パイオニアのPDP KURO
今日3月22日の朝日新聞の朝刊6面に「パイオニアのプラズマ 撤退発表で人気・価格上昇」という記事がありました.
「高画質と優れた音響がホームシアター向けに評価されているようだ」とのアナリストの言葉が添えられています.
左の画像は私が一部執筆したパイオニアに関するビジネス書です.
欧米を中心としたブラインドテストでパイオニアのPDPが他社のPDPや今や薄型テレビの主流となった液晶より良い評価を得たと言うことをタイトルにしました.
一本50万円もするワインと2000円のワインを目隠しして試飲しどちらが高級ワインか当てる番組があります.まさにブラインドテストです.
ディスプレイの場合当然目隠ししてできるわけではありません.どこの製品かPDPか液晶かも知らせずただディスプレの表示品位だけを比較させてどちらが良いか調べるものです.それをブラインドテストというのです.
私は出版に関わったこと,初めてブラウン管を超えるディスプレイが出現したと思いましたのでいずれ手に入れようと考えていましたが,製造中止ということで急遽購入しました.
それにしても後輩に仕事がなくなる,失業すると心配していますが,それとともに世界最高の技術が喪失するのも大げさでなく人類の損失だと思います.
セイコーでは手巻きの高級時計の製造を続けることで個人レベルの技能の伝承を計っています.パイオニアの場合は個人の技術を高度に集積させるシステムでセイコーの技能以上の意味を持っています.それが今回の撤退でなくなってしますのです.

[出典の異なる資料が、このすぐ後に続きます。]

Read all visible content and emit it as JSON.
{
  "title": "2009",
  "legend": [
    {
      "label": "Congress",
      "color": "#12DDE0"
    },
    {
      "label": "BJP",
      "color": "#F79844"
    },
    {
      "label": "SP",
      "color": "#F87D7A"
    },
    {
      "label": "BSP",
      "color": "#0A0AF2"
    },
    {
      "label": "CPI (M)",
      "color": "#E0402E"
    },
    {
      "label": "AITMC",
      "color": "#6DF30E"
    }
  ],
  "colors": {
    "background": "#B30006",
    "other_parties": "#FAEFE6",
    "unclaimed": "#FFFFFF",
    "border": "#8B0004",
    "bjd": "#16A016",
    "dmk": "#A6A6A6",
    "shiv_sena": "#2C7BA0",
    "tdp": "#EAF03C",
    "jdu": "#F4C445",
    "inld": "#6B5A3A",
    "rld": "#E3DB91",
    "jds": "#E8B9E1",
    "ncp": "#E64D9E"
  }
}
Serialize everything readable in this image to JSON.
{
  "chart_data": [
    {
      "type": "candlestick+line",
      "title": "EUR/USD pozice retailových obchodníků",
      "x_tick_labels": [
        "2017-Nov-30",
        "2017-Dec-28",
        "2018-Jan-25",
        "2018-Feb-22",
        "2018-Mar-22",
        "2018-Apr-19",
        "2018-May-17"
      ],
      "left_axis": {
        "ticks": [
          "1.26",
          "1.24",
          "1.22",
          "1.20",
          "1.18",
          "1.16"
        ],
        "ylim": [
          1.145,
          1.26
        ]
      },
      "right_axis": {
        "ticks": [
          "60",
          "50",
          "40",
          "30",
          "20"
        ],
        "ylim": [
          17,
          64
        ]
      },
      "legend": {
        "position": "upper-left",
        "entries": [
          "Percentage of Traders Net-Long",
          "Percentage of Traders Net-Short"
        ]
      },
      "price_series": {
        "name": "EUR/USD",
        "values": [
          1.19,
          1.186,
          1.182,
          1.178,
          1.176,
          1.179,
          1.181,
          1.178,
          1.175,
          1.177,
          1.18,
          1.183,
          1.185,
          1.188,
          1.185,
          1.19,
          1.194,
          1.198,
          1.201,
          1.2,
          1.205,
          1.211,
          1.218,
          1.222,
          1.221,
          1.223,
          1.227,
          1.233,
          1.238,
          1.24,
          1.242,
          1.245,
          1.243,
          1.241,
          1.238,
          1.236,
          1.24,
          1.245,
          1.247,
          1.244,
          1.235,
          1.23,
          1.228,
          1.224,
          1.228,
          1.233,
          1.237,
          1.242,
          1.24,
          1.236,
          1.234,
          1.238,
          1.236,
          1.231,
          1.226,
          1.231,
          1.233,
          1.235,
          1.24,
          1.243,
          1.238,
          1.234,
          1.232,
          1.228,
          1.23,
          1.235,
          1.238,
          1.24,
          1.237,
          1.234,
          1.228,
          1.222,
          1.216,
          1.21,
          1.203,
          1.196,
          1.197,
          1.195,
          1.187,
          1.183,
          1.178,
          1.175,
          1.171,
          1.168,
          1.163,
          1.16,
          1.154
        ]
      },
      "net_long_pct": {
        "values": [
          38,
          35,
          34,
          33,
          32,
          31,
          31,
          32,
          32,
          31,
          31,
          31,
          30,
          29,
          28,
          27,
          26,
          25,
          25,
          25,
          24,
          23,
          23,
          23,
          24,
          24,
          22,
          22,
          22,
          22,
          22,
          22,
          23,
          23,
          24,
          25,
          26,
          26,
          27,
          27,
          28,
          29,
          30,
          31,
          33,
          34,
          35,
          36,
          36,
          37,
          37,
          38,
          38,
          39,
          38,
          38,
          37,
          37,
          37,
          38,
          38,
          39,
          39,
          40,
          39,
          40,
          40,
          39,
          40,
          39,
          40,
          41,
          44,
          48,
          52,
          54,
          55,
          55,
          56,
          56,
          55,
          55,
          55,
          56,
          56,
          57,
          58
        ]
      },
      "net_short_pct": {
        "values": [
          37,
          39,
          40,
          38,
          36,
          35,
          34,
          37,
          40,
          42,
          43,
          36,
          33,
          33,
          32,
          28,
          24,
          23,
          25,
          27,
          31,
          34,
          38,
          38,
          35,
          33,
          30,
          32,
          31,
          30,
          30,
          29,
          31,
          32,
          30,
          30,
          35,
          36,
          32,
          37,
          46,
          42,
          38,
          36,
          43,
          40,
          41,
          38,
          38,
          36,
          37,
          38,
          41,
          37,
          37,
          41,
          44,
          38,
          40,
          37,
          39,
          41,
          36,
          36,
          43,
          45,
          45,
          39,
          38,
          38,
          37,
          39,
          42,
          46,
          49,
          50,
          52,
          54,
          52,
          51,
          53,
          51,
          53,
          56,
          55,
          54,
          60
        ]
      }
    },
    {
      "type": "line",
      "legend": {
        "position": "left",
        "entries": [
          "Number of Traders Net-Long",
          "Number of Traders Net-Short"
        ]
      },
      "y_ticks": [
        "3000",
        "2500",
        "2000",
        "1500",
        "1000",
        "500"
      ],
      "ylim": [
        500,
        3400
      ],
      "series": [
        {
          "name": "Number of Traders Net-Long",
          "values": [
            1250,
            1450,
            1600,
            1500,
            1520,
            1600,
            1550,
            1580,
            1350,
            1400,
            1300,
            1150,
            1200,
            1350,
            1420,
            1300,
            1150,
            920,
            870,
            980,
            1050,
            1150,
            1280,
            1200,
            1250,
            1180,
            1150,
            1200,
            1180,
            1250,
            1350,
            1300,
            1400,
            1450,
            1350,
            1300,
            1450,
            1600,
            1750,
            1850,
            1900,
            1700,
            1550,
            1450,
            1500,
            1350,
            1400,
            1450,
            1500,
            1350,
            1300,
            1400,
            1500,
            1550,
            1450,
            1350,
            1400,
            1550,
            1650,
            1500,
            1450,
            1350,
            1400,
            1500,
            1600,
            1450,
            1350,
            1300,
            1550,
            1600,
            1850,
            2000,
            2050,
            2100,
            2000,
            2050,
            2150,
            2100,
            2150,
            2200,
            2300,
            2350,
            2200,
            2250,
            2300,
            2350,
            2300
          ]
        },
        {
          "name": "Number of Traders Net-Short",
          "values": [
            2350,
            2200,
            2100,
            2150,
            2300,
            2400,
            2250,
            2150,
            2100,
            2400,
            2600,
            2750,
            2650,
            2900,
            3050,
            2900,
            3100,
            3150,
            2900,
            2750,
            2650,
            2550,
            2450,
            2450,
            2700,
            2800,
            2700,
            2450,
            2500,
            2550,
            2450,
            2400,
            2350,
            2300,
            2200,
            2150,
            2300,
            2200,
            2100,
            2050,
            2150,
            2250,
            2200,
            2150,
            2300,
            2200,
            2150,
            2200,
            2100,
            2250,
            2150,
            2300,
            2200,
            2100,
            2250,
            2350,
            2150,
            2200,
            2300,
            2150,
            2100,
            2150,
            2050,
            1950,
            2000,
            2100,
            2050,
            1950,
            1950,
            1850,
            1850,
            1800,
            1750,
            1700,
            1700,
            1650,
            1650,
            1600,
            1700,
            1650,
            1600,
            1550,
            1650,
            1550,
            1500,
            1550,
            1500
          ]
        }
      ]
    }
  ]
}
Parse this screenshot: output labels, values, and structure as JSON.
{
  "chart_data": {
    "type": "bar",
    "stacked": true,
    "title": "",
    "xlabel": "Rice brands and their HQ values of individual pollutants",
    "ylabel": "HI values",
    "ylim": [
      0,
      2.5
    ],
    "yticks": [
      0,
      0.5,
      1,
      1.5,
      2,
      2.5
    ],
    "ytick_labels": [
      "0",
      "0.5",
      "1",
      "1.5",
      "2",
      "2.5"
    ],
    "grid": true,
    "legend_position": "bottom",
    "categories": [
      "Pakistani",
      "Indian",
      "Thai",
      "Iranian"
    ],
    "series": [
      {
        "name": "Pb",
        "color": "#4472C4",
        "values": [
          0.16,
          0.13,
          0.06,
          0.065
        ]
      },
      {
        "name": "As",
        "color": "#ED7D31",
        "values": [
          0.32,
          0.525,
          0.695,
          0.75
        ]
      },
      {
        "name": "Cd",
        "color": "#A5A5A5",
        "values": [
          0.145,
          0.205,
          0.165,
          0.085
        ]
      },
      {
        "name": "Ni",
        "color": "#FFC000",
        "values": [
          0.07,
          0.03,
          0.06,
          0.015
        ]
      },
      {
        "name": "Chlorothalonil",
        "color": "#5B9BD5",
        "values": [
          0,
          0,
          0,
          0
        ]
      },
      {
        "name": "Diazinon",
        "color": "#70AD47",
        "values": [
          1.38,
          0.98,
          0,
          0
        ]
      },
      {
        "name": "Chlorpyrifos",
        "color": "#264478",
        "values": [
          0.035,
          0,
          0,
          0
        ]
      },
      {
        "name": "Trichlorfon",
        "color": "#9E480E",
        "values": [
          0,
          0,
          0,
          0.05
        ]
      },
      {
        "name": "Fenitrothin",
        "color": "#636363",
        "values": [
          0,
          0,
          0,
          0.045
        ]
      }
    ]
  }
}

そうならないように上記の本で技術の大切を書いたのですが力が及びませんでした.
パイオニアのkuroを超えるディスプレイはこれから20年は出てこないでしょう.液晶の進化形では原理的に不可能です.
有機ELなら可能性があるとは思います.
FEDが実用化されれば実現できるでしょうがこれは20年では無理でしょう.
この間自宅で映画館と同様の感動を得るのは出来なくなるのです.映画は暗いシーンが多くまたその表現が大きな意味を持っています.ハリーポッターを見ればそのことが良く分かります.KUROは暗い部分の表現力が抜群に高いのです.
低価格競争が技術(文化)を駆逐したという事実は技術を生業にした私としては大変残念に思います.
国家が支援するとか方法はないのでしょうか.単にパイオニアの問題でなく日本の国際協力維持に絶対必要不可欠なものなのですが.